Suspended Michel Platini insists he's still the best to lead FIFA
Suspended Michel Platini insists he's still the best to lead FIFA
Platini pledged to take all steps to fight allegations of financial wrongdoing over his $2 million payment from FIFA funds approved by Blatter in 2011.

Geneva: Suspended by FIFA as the presidential election contest kicks off, Michel Platini insists he is still the best candidate to succeed Sepp Blatter.

"I am, in all humility, the most able to run world football," the former France great said in an interview published in Thursday editions of British and Swiss newspapers.

"People want to prevent me running because they know that I have every chance of winning," the UEFA president said, citing his career in soccer as "a journey I have achieved with honesty."

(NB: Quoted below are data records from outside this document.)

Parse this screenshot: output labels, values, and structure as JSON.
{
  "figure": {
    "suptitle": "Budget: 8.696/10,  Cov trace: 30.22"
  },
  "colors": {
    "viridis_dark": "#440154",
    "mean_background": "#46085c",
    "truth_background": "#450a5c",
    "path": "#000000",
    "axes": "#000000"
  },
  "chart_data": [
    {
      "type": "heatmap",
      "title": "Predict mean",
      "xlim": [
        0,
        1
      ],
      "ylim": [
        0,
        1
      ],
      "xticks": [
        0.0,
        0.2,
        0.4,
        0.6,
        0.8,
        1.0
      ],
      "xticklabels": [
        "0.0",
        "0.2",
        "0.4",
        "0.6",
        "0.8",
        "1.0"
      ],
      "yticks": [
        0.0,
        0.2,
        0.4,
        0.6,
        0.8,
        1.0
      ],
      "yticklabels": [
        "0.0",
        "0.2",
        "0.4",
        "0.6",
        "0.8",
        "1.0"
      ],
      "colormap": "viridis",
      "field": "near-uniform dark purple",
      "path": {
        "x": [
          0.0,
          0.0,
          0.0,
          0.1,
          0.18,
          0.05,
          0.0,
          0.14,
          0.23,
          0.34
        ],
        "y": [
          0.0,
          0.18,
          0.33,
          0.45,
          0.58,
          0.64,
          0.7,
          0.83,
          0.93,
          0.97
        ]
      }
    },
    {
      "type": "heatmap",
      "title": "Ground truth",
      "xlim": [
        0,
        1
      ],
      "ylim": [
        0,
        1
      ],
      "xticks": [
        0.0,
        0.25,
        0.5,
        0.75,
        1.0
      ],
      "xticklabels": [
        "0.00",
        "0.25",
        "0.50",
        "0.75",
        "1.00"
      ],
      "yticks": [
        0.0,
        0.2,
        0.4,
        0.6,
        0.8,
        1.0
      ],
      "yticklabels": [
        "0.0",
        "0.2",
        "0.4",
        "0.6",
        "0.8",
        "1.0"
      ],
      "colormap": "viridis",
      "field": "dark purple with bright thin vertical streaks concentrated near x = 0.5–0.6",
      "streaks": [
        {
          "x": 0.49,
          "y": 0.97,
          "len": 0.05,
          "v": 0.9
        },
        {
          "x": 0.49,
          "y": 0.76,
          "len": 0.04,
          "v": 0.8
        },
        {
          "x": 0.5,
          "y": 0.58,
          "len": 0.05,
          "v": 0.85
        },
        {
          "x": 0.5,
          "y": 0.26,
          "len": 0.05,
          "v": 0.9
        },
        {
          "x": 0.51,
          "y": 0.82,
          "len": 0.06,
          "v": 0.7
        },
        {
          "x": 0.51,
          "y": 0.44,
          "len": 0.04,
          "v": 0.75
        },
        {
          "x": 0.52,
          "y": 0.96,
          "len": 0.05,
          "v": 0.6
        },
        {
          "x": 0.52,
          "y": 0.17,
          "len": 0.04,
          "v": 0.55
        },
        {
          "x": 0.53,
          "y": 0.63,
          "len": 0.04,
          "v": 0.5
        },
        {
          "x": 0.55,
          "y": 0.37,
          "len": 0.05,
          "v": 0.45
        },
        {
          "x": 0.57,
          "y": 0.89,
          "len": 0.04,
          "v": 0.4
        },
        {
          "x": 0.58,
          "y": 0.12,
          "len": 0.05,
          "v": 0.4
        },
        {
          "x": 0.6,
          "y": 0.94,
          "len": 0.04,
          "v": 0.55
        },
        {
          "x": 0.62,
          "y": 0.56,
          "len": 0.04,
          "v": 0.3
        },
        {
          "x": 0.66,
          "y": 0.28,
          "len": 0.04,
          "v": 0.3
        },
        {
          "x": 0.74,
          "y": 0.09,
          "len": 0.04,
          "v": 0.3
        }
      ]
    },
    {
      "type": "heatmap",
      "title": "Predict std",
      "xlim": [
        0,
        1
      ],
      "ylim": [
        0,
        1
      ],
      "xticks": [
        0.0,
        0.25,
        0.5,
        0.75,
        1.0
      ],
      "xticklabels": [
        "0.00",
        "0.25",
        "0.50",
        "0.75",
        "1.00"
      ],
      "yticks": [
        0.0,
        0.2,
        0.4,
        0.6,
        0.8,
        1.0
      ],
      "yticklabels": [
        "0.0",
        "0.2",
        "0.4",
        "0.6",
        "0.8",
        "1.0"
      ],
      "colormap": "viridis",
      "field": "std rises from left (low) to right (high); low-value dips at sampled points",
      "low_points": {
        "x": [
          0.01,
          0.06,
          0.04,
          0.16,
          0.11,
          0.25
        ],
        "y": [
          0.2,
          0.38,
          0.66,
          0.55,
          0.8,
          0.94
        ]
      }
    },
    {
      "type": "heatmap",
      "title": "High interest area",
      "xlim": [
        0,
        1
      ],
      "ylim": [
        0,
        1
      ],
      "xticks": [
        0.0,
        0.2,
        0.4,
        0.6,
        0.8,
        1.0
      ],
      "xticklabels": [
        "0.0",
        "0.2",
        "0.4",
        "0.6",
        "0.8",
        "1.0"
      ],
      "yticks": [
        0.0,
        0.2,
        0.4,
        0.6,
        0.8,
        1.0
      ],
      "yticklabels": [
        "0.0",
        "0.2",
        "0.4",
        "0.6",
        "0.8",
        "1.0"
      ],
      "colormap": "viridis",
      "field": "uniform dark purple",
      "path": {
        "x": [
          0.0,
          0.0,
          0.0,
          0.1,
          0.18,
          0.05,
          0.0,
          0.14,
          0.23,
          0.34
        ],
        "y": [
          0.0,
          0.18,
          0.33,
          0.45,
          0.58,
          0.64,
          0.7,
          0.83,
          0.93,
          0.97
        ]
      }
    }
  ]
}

Platini pledged to take all steps to fight allegations of financial wrongdoing over his $2 million payment from FIFA funds approved by Blatter in 2011.

"I will go to the very end of all the sporting and legal processes to defend myself," said Platini, who faces appeal hearings at FIFA and the Court of Arbitration for Sport while the FIFA ethics committee investigates.

Platini noted that FIFA's interim secretary general Markus Kattner — who was finance director in 2011 — processed his invoice to receive uncontracted extra salary for working as Blatter's personal adviser from 1998-2002.

Platini struck a defiant tone in the interview conducted in French and published in the Daily Telegraph in English, Le Matin in French and Tages Anzeiger in German.

Now in the four-month campaign period of the Feb. 26 election, the former front-runner cannot meet with power brokers and voters.

Four of the seven contenders — including UEFA general secretary Gianni Infantino — met with African soccer leaders in Cairo this week while Platini stayed home in Switzerland.

"Even if I cannot go out campaigning, I fully consider myself a candidate," Platini said. "Today, I have the sense of being a knight from the Middle Ages, in front of a castle. I am trying to get in to bring football back, but instead I'm having boiling oil poured on my head."

Platini is waiting to challenge his 90-day initial suspension from duty at the FIFA appeals committee. A further appeal is possible at CAS.

FIFA's ethics committee aims to judge the full case this year. Sanctions can also be appealed to FIFA and CAS.

"So to be clear," Platini said. "Was there work provided? Yes. Is an oral contract legal in Switzerland? Yes. Did I have the right to reclaim my money even nine years later? Yes. Did I produce a proper invoice as FIFA required? Yes. Was the money declared to the taxman? Yes."

Blatter has cited a "gentlemen's agreement" for the extra salary. He is also suspended by FIFA after Switzerland's attorney general opened a criminal mismanagement case against him for.

"I was always assured that the payment had followed internal compliance rules at FIFA," Platini said, rebutting comments by Domenico Scala, FIFA's audit committee chairman since 2012, that accounts for nine years might have been falsified for not booking the unpaid $2 million.

Scala also chairs the FIFA election committee overseeing the integrity check Platini must pass to be an official candidate.

Platini dismissed a suggestion that former ally Blatter set a trap.

"I don't want to believe in conspiracy theories," Platini said. "I had faith in the word of the FIFA president and I knew he would pay me one day."